Approached from the south, the pretty village of Rosedale Abbey acts as a curtain raiser to the beautiful sweep of valley where the dramatic u-shaped moorland ridge hems in a patchwork of fields.
The name Rosedale is more likely to have come from the Viking word for horse and, despite the reference to an abbey, it was just a small Cistercian nunnery, of which only a stone turret or belfry remains in the village churchyard.
Today it’s a peaceful scene filled with sounds of sheep or the lilting song of skylarks; a world away from the 1800s when Rosedale would have thronged with the noise of locomotives, wagons rumbling and iron being mined. This was when the valley was an industrial powerhouse with more than 3,000 miners living and working here, mines, kilns and a ridge-top railway transporting the ore from Rosedale to Teesside.
Now nature, including the rare Ring Ouzel bird, has reclaimed many of the ironstone mining remains. Follow one of Rosedale’s walking trails and you’ll find plenty of relics, including the impressive stone roasting kilns on the line of the former mineral railway above the village.
Nestled in the dale bottom alongside the River Seven, the village offers a welcome breather to those on foot or two wheels who are tackling the steep roads, including the infamous Chimney Bank, that meander their way up either side of Rosedale.
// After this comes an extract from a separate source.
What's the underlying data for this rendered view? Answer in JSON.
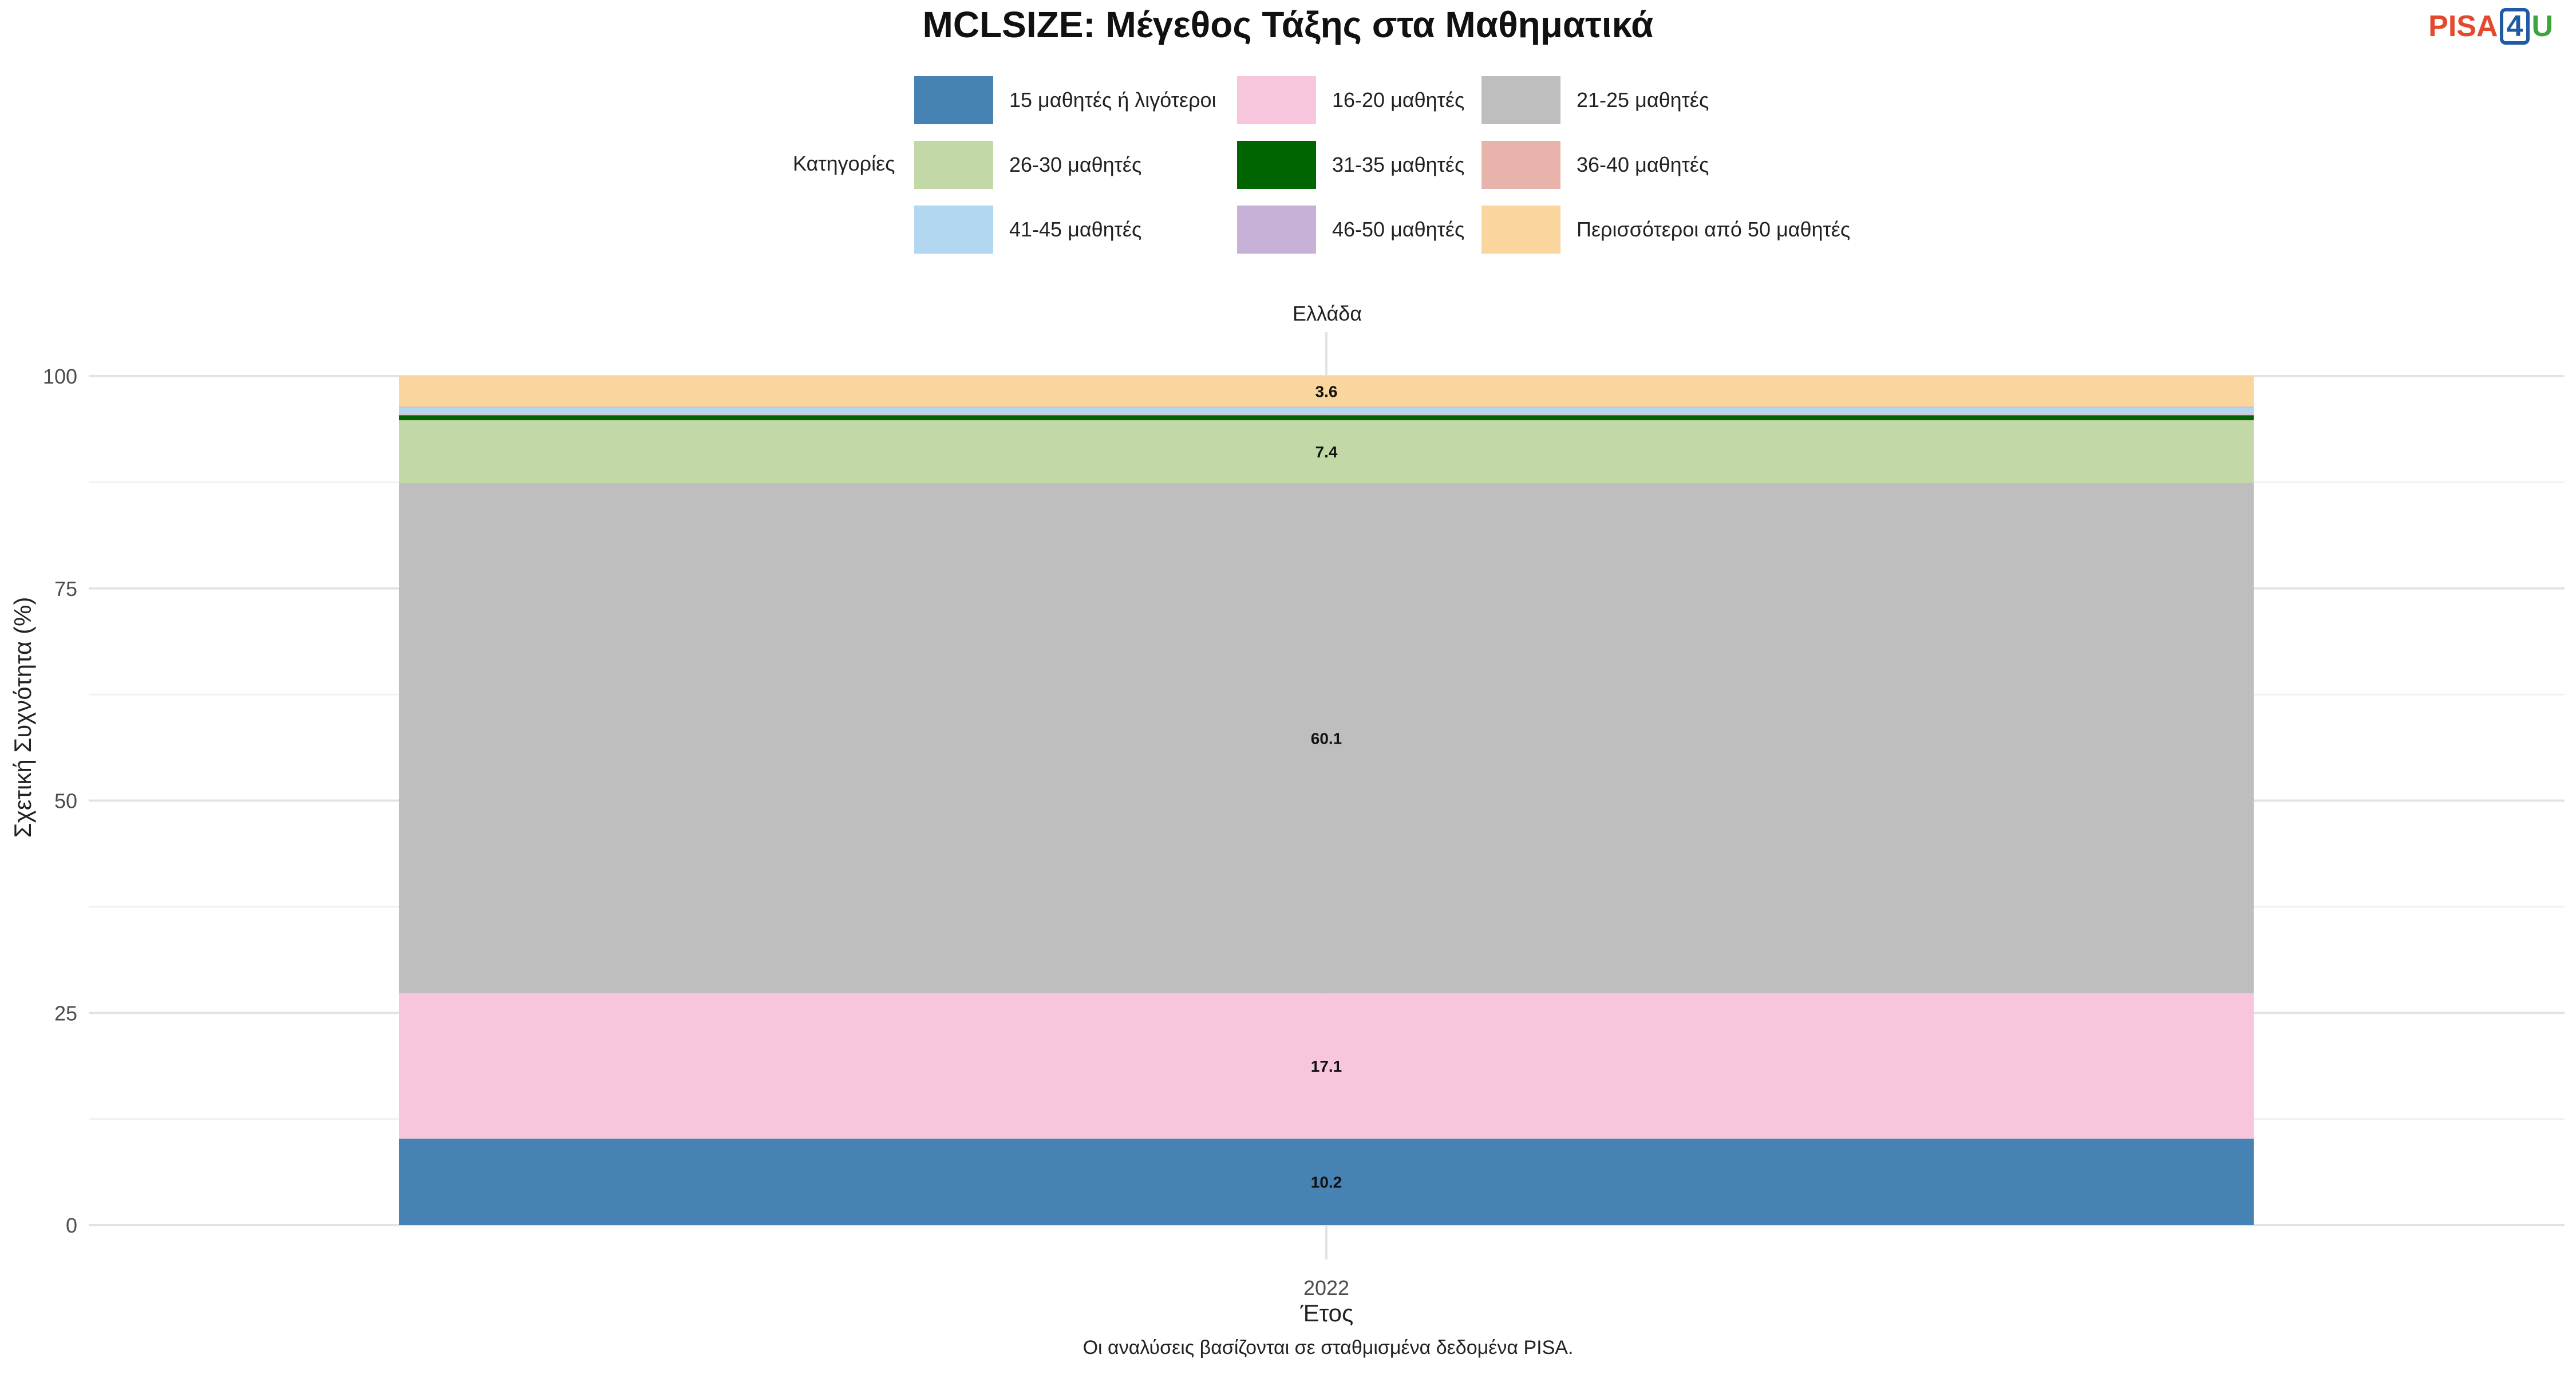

Chimney Bank vies as the steepest public road in England with a 33% gradient (although Strava reports a momentary 56% gradient!). Known as the chain breaker to cyclists, it was the location for the UK National Hill Climb Championship back in 1987 when a certain Chris Boardman was beaten into second place by local lad Paul Curran.
With pubs and tearooms fanning out from the village green, and a fantastic contemporary handmade glass workshop in the old forge, lingering longer isn’t a problem.